Prime Minister Hun Sen said in a recent statement to the National Assembly that the amendments are needed to improve the speed and effectiveness of the law.

The National Assembly approved amendments to the country’s anti-corruption law Friday in what analysts say moves a key investigative body away from the administrative cabinet.

The amendments to the law will give more power to the head of the Anti-Corruption Body, which has executive power to conduct investigations.

A key amendment takes the ACU’s budget away from the Council of Ministers and puts it under the overall national budget, which is controlled by the Ministry of Finance.

Proponents of the amendments said Friday they would help activate anti-corruption legislation.

Om Yintieng, the head of the ACU and a senior adviser to Prime Minister Hun Sen, told lawmakers in session Friday the amendments would help him fight corruption.
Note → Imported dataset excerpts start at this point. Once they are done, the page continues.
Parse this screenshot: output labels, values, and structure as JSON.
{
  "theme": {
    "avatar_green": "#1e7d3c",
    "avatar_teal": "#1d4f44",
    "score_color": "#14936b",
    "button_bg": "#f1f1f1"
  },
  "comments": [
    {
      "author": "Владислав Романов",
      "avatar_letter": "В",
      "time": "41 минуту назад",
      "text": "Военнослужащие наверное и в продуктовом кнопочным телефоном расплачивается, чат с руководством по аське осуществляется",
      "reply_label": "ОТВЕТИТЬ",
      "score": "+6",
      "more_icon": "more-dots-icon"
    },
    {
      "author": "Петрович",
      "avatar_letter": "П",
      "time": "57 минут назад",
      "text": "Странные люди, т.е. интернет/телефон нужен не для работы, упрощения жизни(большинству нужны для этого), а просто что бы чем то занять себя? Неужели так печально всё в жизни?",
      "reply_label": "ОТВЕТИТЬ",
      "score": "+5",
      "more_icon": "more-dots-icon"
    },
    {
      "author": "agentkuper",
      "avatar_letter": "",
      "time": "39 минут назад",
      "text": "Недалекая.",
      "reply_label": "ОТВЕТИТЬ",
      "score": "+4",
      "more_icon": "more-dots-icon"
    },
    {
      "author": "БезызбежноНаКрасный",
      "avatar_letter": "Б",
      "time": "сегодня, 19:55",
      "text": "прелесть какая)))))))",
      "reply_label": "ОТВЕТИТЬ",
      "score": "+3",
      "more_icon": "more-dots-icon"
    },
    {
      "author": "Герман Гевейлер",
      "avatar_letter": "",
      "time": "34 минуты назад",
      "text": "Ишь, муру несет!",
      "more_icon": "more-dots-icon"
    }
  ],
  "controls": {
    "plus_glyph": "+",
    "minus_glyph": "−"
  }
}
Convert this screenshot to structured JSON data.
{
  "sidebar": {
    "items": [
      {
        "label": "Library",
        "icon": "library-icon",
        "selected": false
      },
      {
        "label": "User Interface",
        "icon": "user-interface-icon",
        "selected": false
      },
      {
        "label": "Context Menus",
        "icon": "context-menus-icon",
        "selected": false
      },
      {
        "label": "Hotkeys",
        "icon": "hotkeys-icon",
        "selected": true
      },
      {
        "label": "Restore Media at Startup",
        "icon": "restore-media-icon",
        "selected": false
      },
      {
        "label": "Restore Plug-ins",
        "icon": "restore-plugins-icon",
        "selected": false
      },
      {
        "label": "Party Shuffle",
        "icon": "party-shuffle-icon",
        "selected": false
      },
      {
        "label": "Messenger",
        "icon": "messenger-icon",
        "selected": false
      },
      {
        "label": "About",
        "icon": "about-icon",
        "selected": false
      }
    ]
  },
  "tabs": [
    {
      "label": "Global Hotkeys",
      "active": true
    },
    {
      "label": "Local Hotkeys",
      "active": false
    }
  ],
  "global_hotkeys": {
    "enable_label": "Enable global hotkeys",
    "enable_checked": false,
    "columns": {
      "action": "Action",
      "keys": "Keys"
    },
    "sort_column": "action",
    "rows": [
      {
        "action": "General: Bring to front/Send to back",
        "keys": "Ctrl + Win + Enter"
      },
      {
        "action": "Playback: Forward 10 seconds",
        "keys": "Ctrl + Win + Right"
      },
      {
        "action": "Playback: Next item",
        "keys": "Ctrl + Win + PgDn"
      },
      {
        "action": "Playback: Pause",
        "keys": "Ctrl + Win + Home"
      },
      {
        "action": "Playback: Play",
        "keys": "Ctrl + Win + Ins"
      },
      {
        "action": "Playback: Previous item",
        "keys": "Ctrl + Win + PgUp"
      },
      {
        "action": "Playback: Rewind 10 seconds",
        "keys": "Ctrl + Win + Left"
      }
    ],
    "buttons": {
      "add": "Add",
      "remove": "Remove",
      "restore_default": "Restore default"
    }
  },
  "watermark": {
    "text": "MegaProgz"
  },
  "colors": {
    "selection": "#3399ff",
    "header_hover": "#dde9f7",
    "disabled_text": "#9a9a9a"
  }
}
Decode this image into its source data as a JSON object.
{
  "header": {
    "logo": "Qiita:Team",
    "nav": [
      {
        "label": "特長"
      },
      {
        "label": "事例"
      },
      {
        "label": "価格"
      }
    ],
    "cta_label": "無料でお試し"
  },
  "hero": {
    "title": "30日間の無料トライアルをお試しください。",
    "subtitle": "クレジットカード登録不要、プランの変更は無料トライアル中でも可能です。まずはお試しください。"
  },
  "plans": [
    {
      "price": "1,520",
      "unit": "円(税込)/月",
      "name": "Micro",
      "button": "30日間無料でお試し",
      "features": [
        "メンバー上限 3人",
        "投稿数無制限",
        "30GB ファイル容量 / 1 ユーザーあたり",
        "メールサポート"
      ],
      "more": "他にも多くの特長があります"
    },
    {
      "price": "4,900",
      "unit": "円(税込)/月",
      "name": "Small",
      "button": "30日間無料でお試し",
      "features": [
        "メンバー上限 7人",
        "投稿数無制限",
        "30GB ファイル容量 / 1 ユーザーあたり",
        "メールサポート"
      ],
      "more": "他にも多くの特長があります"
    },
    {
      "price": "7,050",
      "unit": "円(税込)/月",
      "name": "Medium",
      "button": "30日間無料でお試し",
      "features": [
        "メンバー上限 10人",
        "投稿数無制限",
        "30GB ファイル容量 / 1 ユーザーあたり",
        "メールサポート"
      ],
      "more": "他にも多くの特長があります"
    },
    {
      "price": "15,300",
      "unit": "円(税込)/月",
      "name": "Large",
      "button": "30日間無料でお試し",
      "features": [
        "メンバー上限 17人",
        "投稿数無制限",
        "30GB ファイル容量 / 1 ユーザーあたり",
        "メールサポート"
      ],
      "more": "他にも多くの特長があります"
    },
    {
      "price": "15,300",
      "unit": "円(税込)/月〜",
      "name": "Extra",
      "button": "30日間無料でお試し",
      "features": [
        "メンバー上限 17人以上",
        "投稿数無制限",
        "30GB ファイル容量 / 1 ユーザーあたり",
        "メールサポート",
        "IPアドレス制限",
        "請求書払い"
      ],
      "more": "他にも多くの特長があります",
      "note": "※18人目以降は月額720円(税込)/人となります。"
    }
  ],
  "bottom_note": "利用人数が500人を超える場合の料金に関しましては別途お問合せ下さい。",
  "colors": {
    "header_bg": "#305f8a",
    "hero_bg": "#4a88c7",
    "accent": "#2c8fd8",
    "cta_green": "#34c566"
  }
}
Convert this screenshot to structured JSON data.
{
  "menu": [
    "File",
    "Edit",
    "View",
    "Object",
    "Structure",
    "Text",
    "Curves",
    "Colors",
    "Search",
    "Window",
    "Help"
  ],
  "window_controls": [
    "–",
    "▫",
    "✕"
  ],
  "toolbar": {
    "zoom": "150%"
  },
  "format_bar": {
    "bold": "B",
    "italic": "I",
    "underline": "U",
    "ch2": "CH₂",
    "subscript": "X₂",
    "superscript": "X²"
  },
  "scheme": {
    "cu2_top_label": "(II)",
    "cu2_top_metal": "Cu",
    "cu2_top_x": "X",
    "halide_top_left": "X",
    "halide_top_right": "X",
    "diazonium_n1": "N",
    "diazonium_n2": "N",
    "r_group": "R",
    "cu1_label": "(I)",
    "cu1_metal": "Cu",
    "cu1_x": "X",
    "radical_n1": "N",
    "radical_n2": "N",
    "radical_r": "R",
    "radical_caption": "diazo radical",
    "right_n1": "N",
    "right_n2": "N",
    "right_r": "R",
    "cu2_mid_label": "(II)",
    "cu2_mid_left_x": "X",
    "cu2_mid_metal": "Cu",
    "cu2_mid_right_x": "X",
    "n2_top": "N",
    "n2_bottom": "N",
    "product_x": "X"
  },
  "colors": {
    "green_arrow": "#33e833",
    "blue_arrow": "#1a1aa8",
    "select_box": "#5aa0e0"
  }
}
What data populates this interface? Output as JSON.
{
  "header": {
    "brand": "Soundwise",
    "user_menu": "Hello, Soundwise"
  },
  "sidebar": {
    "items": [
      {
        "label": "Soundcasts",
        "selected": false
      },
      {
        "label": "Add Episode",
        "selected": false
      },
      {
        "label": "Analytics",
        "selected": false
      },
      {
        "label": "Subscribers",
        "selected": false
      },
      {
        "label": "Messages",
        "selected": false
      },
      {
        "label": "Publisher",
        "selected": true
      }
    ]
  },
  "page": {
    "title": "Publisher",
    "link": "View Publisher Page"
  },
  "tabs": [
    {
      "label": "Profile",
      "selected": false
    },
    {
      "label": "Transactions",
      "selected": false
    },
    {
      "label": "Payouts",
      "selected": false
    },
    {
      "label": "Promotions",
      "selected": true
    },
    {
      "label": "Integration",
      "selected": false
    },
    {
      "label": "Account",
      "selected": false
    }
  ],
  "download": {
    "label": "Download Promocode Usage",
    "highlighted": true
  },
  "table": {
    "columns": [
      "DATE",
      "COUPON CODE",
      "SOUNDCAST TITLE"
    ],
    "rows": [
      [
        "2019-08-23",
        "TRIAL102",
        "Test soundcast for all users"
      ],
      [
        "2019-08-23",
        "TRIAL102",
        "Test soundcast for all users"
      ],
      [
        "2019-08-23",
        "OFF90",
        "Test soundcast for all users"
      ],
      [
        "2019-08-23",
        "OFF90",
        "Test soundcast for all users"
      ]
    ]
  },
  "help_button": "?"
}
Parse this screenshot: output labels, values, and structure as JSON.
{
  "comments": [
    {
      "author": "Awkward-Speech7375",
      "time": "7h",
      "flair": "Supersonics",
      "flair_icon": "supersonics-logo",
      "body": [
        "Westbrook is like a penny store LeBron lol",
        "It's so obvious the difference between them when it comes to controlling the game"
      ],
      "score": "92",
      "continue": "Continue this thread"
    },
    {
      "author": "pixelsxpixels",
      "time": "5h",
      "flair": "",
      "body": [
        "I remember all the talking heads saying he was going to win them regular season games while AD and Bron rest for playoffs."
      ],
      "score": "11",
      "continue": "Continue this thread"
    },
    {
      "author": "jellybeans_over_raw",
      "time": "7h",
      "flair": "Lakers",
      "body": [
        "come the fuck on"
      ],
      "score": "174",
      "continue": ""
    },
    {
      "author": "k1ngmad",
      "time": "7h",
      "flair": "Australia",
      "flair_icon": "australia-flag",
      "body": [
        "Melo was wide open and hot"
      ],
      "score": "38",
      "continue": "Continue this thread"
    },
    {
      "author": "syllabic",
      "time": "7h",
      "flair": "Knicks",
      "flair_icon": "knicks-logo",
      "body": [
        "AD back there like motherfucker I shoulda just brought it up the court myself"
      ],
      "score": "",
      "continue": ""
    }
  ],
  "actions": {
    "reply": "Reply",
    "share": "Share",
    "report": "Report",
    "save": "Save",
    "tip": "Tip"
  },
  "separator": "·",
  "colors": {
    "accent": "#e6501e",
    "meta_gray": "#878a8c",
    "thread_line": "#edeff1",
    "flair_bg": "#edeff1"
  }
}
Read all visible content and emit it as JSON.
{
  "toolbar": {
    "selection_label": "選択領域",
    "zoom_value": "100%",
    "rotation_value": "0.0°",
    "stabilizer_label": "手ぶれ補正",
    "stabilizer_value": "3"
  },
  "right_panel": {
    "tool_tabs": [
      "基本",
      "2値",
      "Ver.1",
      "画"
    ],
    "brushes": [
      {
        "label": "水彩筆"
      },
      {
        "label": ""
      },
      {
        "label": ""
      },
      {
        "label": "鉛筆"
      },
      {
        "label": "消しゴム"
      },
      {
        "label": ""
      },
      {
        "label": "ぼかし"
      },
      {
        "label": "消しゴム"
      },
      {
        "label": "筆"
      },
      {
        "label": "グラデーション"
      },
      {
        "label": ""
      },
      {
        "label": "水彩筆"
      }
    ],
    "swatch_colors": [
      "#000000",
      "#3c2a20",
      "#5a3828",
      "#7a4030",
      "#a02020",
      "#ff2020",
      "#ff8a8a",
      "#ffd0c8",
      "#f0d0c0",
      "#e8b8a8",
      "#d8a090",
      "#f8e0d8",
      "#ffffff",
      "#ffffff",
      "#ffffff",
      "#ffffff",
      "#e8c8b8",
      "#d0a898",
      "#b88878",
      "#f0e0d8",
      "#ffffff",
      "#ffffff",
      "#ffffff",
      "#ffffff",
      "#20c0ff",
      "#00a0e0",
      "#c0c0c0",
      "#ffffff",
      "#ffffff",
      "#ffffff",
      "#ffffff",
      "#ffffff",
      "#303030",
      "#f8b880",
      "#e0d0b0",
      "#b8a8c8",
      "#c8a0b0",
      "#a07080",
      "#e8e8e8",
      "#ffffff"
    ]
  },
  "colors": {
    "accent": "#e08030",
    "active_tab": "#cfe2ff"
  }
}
Under the amendments, he will now have more say in staffing the unit.

Thun Saray, president of the rights group Adhoc, said the removal of the ACU’s budget from the Council of Ministers would give the unit more autonomy, but he urged the unit to work independently and without fear of senior officials.

He also welcomed the provisions that would allow the head of the ACU more control over the unit, which he said would help improve its work and give it more prestige.

However, Am Sam Ath, head of investigation for the rights group Licadho, said the new law, as others, will only help if it is properly implemented by the ACU.

With more independence of budget, the ACU now must show the will to fight corruption, he said.